By Patrick Vint on April 6, 2020 at 12:00 pm
Too many Cooks for the Illini
© David Banks-USA TODAY Sports

 We get two Final Four favorites on Monday, which means today might not be that competitive.  Here are the one-on-one rules:

  • shoot for first possession
  • alternating possessions
  • play to 15, must win by 2
  • 3s are worth 3 points

Bryce Cartwright over Zach McCabe 15-12 (60-40)
Dean Oliver over Cordell Pemsl 15-1 (96-4)
Nick Baer over Brody Boyd 15-4 (87-13)

1 on 1, Day 5
GAME ONE: No. 2 Roy Devyn Marble vs.

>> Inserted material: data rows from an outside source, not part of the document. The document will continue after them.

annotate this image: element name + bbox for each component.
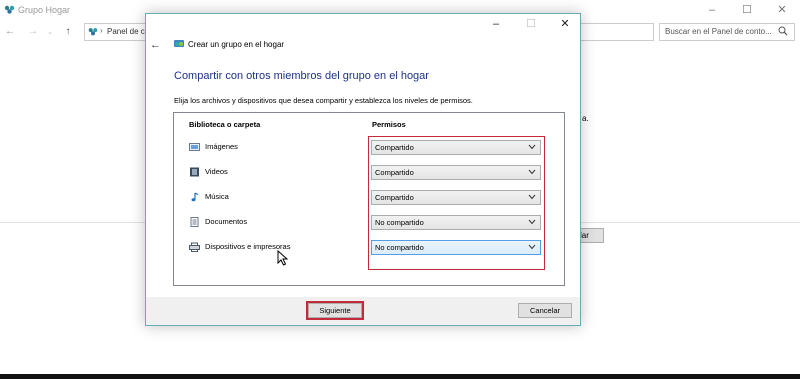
background-button-fragment[interactable]: lar xyxy=(578,228,604,243)
row-label-documentos: Documentos xyxy=(205,217,248,226)
row-label-videos: Videos xyxy=(205,167,228,176)
close-icon[interactable]: ✕ xyxy=(775,4,789,16)
dialog-maximize-icon: ☐ xyxy=(526,18,536,30)
videos-icon xyxy=(190,167,199,177)
homegroup-wizard-icon xyxy=(174,40,184,47)
instructions-text: Elija los archivos y dispositivos que de… xyxy=(174,96,473,105)
permissions-highlight-box xyxy=(368,136,545,270)
breadcrumb[interactable]: Panel de co xyxy=(107,27,149,36)
forward-arrow-icon[interactable]: → xyxy=(27,26,39,37)
pictures-icon xyxy=(189,143,200,151)
minimize-icon[interactable]: – xyxy=(705,4,719,16)
printer-icon xyxy=(189,242,200,252)
control-panel-small-icon xyxy=(88,28,98,36)
row-label-musica: Música xyxy=(205,192,229,201)
dialog-title: Crear un grupo en el hogar xyxy=(188,40,285,49)
page-heading: Compartir con otros miembros del grupo e… xyxy=(174,70,429,82)
mouse-cursor-icon xyxy=(277,250,289,266)
taskbar-edge xyxy=(0,374,800,379)
dialog-minimize-icon[interactable]: – xyxy=(488,17,504,31)
column-header-library: Biblioteca o carpeta xyxy=(189,120,261,129)
cancel-button[interactable]: Cancelar xyxy=(518,303,572,318)
back-arrow-icon[interactable]: ← xyxy=(4,26,16,37)
music-icon xyxy=(191,192,199,202)
next-button[interactable]: Siguiente xyxy=(308,303,362,318)
search-icon[interactable] xyxy=(778,26,788,36)
search-placeholder: Buscar en el Panel de conto... xyxy=(665,27,772,36)
maximize-icon[interactable]: ☐ xyxy=(740,4,754,16)
recent-chevron-icon[interactable]: ⌄ xyxy=(44,28,56,36)
up-arrow-icon[interactable]: ↑ xyxy=(62,26,74,37)
control-panel-title: Grupo Hogar xyxy=(18,5,71,15)
homegroup-icon xyxy=(4,5,15,14)
documents-icon xyxy=(190,217,199,227)
background-text-fragment: a. xyxy=(582,114,589,123)
row-label-imagenes: Imágenes xyxy=(205,142,238,151)
column-header-permissions: Permisos xyxy=(372,120,406,129)
sharing-list-panel: Biblioteca o carpeta Permisos Imágenes C… xyxy=(173,112,565,286)
dialog-close-icon[interactable]: ✕ xyxy=(557,17,573,31)
breadcrumb-separator-icon: › xyxy=(100,26,103,35)
dialog-back-arrow-icon[interactable]: ← xyxy=(150,39,161,51)
dialog-titlebar xyxy=(146,14,580,36)
dialog-footer: Siguiente Cancelar xyxy=(146,297,580,325)
create-homegroup-dialog: – ☐ ✕ ← Crear un grupo en el hogar Compa… xyxy=(145,13,581,326)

No. 15 Andrew Brommer

The McCaffery Era Iowa teams have been marked by hierarchy: An alpha, a plan 1-A, and a supporting cast.  It's to the point where we frequently refer to McCaffery teams as "The [Insert Guy Here] team."  The Aaron White team.  The Peter Jok team.  The Luka Garza team.

Matt Gatens and Bryce Cartwright were probably the first two That Guy teams, but the first That Guy team to break through was The RDM Team.  After going to the NIT title game in 2013, Marble finally led the Hawkeyes back to the NCAA Tournament in 2014.  He did it by averaging 17 points, 3 rebounds, 4 assists and 2 steals per game.  RDM was fifth in the Big Ten in usage, 14th in minutes played, 17th in offensive efficiency and 19th in effective field goal rate, playing much of the season as an oversized point guard.  Even though Marble wasn't a McCaffery recruit, he might well be the most complete player of the McCaffery era.

Andrew Brommer was a big ol' galoot that overlapped Lickliter and McCaffery.  On the one hand, he never averaged more than 3 points per game.  On the other hand, he's 6'9", 250 pounds, and didn't leave when his coach got fired, so much respect.

GAME TWO: No. 3 Tyler Cook vs. No. 14 Connor McCaffery

Cook, a high school teammate of Jayson Tatum, was at least the second-best player on the team the moment he walked into Iowa City.  He'll be remembered most for thunderous dunks on the heads of prominent defenders, but Cook understood how to use his obscene athleticism efficiently.  In his last two years, that became using his speed and strength as a cro-magnon James Harden, attacking defenders and getting to the free throw line at will.  He was among the nation's best at drawing fouls both years, and the counting stats reflected it: 15 points and 7 rebounds per game both seasons.  He was one consistent outside jumper away from becoming transcendent.

Connor McCaffery's obviously in the midst of his career, but his 2019-20 season was promising.  The coach's son emerged as the surest distributor in college basketball, leading the nation in assist-to-turnover ratio and going weeks without turning the ball over.  He also shot a respectable 34 percent from three, and was 12th in the Big Ten in offensive efficiency despite shooting only 35 percent from the field.

GAME THREE:  No. 1 Adam Haluska vs. No. 16 John Lickliter

Haluska transferred to Iowa after spending one season in Ames; like Uthoff after him, he was the missing piece on a team that took off.  Haluska scored 14 points per game for the 2004-05 Hawkeyes that snuck into the NCAA Tournament, and followed it with 14 per game again for the 05-06 team that won the Big Ten Tournament.  When Brunner and Horner left, Haluska took off: He led the Big Ten in scoring as a senior, dropping 20.5 per game and singlehandedly keeping Iowa afloat as Steve Alford hunted around for a lifeboat.

John Lickliter was a walk-on who became the enduring symbol of his dad's time as head coach.  By the third year of Senior Lickliter's tenure, everyone on the team was gone or leaving.  Suddenly, Iowa needed a point guard, and John Lickliter went from the end of the bench to the consistent rotation.  Iowa went 10-22 that year, 4-14 in the Big Ten, and that was it for Lickliter.  Unfortunately, it was John -- who never intended to play and only saw the court in an emergency -- that became the face of that three years.